With the leadership of the Conservative party now in doubt as Prime Minister Macmillan steps down, it is clear that the British leader could have done more to help his party had he started grooming his successor earlier, Nadav Safran, assistant professor of Government, said yesterday.
The annual Conservative conference, now meeting in Blackpool, has become a behind-the scenes struggle for the party leadership. This struggle, Safran said, might result in the choice of a leader who is not the best man to remake the party's image, but rather the man with the most power in the party.
"If the British general elections were held tomorrow, there is little doubt that Labor would win very substantially," but with the elections months away, the Conservative party has a chance to stave off defeat, Safran said. To win back the favor of the electorate, he added, the Conservative party must "convey the image of new blood, and reverse the image of tiredness."

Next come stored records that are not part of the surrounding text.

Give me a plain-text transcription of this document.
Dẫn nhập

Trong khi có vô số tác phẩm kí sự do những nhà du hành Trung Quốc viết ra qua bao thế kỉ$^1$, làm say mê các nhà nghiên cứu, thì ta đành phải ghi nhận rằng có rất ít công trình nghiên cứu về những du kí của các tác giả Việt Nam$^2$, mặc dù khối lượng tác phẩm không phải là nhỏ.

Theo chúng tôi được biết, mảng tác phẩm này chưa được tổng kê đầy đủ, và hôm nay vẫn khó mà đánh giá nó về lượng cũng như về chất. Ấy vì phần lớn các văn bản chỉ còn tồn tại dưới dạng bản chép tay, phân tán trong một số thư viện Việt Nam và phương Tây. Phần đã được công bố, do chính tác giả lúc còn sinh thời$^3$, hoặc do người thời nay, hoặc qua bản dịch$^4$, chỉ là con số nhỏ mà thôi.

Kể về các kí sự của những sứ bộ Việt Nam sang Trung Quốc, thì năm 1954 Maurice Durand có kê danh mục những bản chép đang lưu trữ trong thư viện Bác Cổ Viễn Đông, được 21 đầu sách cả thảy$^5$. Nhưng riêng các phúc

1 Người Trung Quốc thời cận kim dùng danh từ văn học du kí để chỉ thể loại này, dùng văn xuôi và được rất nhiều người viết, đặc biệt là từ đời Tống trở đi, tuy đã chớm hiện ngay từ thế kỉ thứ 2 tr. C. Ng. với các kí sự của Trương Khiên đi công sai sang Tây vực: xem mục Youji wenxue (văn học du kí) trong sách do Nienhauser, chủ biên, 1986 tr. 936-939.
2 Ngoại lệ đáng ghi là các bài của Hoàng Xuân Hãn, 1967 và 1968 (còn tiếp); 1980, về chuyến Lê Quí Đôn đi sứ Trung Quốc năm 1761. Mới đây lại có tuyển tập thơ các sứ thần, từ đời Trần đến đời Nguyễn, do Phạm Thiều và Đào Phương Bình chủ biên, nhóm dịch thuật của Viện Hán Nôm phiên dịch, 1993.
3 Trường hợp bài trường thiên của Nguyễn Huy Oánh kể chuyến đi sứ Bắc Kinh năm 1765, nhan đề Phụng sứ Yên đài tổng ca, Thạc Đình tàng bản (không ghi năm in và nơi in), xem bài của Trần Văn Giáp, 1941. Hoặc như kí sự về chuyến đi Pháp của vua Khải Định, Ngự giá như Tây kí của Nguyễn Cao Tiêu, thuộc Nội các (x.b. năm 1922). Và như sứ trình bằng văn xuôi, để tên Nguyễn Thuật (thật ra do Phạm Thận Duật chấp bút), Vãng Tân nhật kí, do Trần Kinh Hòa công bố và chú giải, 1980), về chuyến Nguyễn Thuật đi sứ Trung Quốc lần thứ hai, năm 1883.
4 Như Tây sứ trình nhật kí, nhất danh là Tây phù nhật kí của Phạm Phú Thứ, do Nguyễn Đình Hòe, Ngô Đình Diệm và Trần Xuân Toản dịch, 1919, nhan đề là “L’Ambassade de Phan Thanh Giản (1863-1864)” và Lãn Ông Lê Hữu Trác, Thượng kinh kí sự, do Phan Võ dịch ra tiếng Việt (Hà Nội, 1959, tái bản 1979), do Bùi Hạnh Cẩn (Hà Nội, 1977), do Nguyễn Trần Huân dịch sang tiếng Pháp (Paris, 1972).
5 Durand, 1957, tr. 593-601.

Reginald Maudling, the Chancellor of the Exchequer, has been an outstanding exponent of the "new Conservative party," and seemed likely to lead it, but his power faded after not receiving timely support from Macmillan. The apparent front runner at the moment is Richard A. Butler, the Deputy Prime Minister.
Another potential Conservative leader is Lord Hailsham, the Minister of Science. Hailsham and Butler, however, are identified more with the "old" Conservatives, Safran said, and it will be harder for them to build the image of vitality and youth which the party seeds in order to win.